Spin-off de l’EPFL, Rhonexum lève 1 million pour simplifier le câblage des ordinateurs quantiques
La start-up lausannoise Rhonexum a bouclé un tour de financement pré-seed de 1 million de dollars. Sa technologie d’électronique cryogénique vise à supprimer les milliers de câbles qui freinent aujourd'hui la montée en puissance des ordinateurs quantiques.
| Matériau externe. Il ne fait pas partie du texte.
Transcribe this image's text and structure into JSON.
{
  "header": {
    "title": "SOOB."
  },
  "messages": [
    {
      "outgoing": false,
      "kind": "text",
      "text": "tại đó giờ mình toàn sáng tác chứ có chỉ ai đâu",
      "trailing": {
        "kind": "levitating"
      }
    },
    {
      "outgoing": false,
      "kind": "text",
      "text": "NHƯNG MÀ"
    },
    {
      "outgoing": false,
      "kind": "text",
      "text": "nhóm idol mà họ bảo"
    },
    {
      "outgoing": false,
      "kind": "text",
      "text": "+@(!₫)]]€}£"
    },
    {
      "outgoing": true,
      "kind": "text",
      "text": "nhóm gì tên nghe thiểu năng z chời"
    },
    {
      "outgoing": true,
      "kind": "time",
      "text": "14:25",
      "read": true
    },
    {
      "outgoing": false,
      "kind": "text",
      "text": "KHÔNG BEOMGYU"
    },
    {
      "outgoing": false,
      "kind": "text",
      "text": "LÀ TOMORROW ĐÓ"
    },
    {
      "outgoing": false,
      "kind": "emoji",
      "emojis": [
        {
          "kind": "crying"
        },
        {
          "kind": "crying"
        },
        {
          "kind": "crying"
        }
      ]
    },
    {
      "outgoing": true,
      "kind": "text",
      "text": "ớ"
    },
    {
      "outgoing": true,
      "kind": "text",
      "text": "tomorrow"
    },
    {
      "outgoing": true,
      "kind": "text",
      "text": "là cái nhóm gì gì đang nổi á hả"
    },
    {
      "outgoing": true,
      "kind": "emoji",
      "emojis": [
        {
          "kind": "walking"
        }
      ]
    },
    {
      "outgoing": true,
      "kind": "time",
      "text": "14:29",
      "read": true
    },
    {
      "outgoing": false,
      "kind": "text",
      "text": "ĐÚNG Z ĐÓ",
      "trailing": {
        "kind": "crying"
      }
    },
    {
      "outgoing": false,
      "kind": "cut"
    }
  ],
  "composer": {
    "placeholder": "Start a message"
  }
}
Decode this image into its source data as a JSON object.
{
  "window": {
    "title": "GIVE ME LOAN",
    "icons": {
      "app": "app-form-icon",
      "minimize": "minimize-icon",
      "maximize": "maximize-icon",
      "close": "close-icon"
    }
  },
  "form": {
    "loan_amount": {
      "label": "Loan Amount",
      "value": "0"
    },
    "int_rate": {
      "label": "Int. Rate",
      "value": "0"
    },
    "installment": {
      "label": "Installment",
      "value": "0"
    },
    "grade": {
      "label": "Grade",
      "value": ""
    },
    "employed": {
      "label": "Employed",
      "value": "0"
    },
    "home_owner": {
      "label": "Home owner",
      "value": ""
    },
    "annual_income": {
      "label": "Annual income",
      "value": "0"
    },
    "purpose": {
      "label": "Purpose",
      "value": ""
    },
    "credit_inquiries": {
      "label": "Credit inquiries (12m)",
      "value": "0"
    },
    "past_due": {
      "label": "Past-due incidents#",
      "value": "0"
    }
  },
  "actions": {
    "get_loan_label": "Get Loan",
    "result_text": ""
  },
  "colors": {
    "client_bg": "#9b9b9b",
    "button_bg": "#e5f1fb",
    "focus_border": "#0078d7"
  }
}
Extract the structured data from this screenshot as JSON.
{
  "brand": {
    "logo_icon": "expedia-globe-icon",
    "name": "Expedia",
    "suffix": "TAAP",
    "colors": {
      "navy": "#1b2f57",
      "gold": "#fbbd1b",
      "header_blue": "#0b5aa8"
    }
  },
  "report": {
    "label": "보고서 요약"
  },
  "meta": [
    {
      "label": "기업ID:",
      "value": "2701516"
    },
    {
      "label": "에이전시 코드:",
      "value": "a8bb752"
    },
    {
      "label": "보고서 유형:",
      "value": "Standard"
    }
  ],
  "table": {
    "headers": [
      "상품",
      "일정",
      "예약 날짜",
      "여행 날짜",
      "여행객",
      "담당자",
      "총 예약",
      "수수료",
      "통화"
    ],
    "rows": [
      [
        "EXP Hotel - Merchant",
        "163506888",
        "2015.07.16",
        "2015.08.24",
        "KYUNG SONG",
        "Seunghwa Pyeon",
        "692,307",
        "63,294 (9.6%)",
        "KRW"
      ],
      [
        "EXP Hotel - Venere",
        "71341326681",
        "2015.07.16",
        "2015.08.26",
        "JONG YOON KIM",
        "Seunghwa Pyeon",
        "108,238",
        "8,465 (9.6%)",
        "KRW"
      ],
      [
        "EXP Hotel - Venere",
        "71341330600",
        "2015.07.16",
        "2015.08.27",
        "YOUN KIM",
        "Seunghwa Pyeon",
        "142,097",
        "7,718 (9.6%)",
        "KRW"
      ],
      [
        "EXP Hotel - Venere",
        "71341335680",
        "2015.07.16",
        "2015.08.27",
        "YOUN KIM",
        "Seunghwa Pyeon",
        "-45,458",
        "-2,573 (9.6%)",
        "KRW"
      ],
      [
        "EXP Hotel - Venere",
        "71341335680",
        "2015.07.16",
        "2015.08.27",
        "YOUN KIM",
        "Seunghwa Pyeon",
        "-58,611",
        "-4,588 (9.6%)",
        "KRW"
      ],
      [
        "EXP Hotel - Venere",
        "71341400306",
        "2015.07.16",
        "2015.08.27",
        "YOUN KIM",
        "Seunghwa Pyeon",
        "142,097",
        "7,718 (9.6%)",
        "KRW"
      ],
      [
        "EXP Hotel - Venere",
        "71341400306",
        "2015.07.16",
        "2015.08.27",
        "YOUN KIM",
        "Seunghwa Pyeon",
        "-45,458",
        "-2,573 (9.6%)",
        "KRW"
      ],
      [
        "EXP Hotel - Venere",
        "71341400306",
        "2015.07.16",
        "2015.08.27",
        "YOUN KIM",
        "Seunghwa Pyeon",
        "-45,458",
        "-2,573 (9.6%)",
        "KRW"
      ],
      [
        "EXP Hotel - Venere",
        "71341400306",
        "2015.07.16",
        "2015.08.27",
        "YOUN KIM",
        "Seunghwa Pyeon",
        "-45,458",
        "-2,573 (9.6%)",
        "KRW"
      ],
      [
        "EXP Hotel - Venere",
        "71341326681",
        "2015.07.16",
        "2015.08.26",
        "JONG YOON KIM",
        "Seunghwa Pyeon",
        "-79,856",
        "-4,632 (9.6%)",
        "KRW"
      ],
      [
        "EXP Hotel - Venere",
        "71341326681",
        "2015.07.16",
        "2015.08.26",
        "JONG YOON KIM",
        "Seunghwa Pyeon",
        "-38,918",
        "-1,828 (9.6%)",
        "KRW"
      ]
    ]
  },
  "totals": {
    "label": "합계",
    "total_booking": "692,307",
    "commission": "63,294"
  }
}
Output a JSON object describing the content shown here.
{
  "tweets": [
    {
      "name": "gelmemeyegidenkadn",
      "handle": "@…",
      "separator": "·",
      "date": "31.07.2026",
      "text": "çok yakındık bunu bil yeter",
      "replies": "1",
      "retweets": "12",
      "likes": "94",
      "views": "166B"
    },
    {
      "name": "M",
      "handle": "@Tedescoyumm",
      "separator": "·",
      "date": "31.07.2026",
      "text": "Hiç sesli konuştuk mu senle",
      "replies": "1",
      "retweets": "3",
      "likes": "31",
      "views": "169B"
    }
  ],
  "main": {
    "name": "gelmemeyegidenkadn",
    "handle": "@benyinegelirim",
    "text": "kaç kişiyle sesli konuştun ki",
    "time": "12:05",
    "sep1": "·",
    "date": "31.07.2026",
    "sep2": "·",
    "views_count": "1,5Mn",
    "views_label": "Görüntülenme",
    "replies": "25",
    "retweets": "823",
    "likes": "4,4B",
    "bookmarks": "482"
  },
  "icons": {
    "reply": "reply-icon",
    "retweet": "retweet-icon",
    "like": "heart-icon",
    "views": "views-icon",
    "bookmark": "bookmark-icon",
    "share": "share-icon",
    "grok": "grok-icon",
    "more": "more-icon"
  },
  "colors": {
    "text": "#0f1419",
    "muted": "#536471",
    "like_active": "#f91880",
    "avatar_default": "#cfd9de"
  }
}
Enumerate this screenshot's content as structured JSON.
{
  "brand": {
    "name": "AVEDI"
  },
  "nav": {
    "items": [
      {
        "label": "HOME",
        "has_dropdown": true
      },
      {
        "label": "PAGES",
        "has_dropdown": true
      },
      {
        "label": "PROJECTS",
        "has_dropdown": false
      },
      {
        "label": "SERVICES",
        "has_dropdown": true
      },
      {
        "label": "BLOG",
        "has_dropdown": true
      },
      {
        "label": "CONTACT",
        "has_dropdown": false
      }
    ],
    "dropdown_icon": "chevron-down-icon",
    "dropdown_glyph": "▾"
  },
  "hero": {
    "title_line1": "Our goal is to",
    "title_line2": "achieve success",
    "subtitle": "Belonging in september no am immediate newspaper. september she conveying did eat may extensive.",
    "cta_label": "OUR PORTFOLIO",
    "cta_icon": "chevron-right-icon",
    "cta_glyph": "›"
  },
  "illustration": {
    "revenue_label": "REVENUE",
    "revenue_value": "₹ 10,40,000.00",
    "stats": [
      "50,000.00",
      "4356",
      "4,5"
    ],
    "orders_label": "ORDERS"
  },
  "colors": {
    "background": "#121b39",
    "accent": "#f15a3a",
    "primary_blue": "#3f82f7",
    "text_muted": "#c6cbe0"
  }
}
La spin-off lausannoise Rhonexum a levé 1 million de dollars lors d’un tour de financement pré-seed mené par le fonds néerlandais QDNL Participations, avec la participation de Venture Kick ainsi que des soutiens de la Fondation pour l’Innovation Technologique (FIT), du Fonds national suisse (FNS) et de l’EPFL Startup Launchpad, selon un communiqué. Ce financement doit permettre d’accélérer le développement des produits, d’élargir l’équipe de design et de livrer une première solution de contrôle cryogénique à des clients partenaires d’ici la fin de l’année.
Fondée en novembre 2025 à Lausanne par Vicente Carbon et le Dr Hung-Chi Han, Rhonexum est une spin-off de l’AQUA Lab de l’EPFL. Son équipe combine une expertise en physique des semi-conducteurs à basse température et une expérience industrielle, notamment chez TSMC.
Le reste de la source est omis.